On a dim and distant level, Natalia was ashamed of herself for feeling such. She had never intended to be a moon to his brighter, more exciting planet, to revolve around him and reflect the glow of the sun back onto him. She had never wanted it to be that way.

They had been equals, once. They had grown up side by side, challenging one another, training together, pushing one another further. She had corrected his mistakes, spent hours teaching him skills he hadn't the patience to learn for himself. In turn, he had kept her on her toes, refused to let her become complacent, kept the both of them at the top of their game.
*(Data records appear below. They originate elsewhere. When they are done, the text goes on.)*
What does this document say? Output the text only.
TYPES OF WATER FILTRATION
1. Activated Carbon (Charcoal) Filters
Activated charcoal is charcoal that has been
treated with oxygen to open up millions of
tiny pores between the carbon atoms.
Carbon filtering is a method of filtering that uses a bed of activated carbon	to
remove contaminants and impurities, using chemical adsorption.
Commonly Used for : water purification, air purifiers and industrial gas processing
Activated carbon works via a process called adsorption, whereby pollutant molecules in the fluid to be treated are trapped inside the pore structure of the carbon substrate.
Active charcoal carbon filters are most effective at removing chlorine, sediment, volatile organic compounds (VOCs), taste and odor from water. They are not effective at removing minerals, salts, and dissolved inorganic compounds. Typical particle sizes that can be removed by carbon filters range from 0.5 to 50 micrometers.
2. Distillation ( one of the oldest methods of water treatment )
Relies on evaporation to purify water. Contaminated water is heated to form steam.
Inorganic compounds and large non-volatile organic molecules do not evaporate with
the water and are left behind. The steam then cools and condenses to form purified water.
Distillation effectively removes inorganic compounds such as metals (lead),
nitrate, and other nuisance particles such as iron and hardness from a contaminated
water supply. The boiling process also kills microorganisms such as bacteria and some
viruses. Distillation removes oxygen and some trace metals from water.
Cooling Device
They had been friends. They had trained together, eaten together, laughed together. They had inside jokes and a million shared stories. They had been best friends, and Natalia had liked it better that way. She would rather be his best friend than a girl who was in love with him.

Even when she had fallen for him, at the first, it had been better than this. He was there for her just as she was there for him. It had seemed like a natural progression, from best friend and almost sister to lover. It had changed nothing, just moved them a little closer, given them another secret to share between them.

It was different now, though. It was this that she hated, this unrequited infatuation. He had gone away from her and fallen for a dream girl, one with whom Natalia could never compare or compete. She had waited for him, loving him more and more in his absence, longing for him to come back.

She had never been so alone in her life as she had been those two years he spent asleep. Suddenly, the person she could always rely on, the one who knew her inside and out, the one who understood, was gone.

And he had never come back.

No, Natalia wasn't proud to love him as she did, futilely and with desperate hope, but she couldn't help it. She wondered if there were people who, having fallen in love, could expel it from themselves completely and just get over it, just move on.